On a scale of zero to Big Thief, I would probably put Buck Meek’s solo output so far at around a 6.5. He is an integral part of one of the best bands I have discovered in the last five years, but unlike his bandmate Adrianne Lenker, especially on last year’s Songs and Instrumentals, he doesn’t hit the same heights when he ventures out on his own for me. There are a few reasons for this. One is that, again unlike Lenker, he leans towards a lighter and more airy sound in his solo output. When Lenker lets loose on her own she tends to favour the searing and the brutal, the red raw emotionality that only the truly special songwriters can pull off (on my arbitrary scale above, she’d probably score a 9). There is emotion in Meek’s work too, but, as songs such as ‘Second Sight’ and ‘Two Moons (morning)’ demonstrate on Two Saviours, that emotion is something closer to a chirpy joy. And I’m a miserable bastard, so that isn’t always my thing. But what’s really fascinating about comparing their individual output in this way is that you can see how their two tendencies meld together in Big Thief to create music that is almost always a perfect 10.

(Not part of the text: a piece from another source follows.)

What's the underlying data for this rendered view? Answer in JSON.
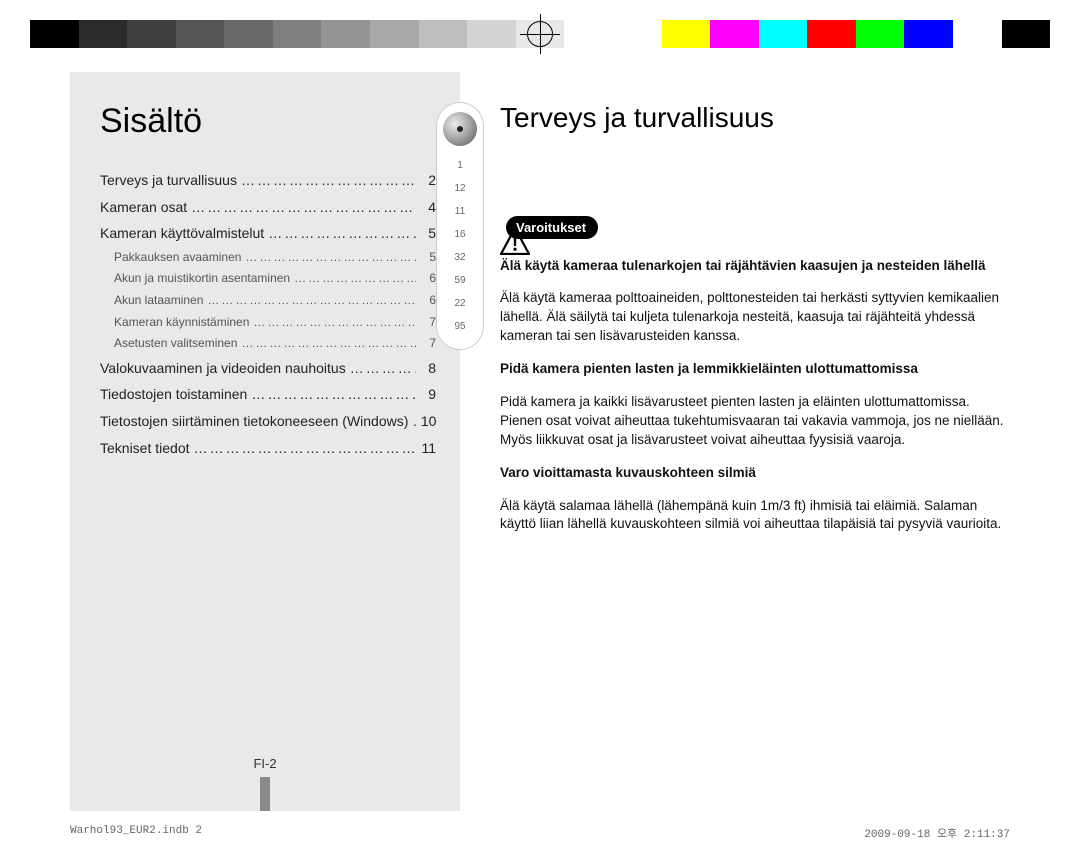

So maybe then, that is an unfair scale to place Mr Meek on. Obviously it’s a natural thing to do given his status in the band, but if I am immediately comparing Two Saviours to works that are so complete and exemplary then maybe he isn’t getting the same starting point as I would give to any other singer-songwriter. Because Two Saviours is actually pretty good. There are moments on it, in fact, that are beyond good and close to gorgeous. ‘Two Moons’ is a delicate, layered song that makes the absolute most of Meek’s voice to create something that feels almost like a lullaby. ‘Candle’ is another stunner – with a beautiful tone on the guitar, a consistently mesmerising drum beat, and some of the best storytelling on the whole piece.
Other such moments pop up here and there across the album, too. ‘Dream Daughter’ is a lovely, moving song which feels as close to the work of Big Thief as anything else here. And ‘Ham on White’ starts with an almost haunting squeal before bursting into one of the more successful rock moments on the record – probably the best song I’ve heard about wanting a sandwich really badly. These standouts alone make this a listen that is well worth your time.
But as unfair as it might be, the comparisons I made at the start of this review are unavoidable and I will have to return to them in the end. In comparison to his work with Big Thief and Adrianne’s latest LP, Two Saviours is somewhat forgettable. There are no parts that grip and move me in the way that songs like ‘zombie girl’ and ‘anything’ did towards the end of 2020. And while Lenker makes her voice work on any style of song, Meek is so much more suited to singing the intricate and quiet songs and his voice can become a tiny bit offputting at its chirpier moments. Two Saviours then, in the end, does not move Buck Meek up the scale.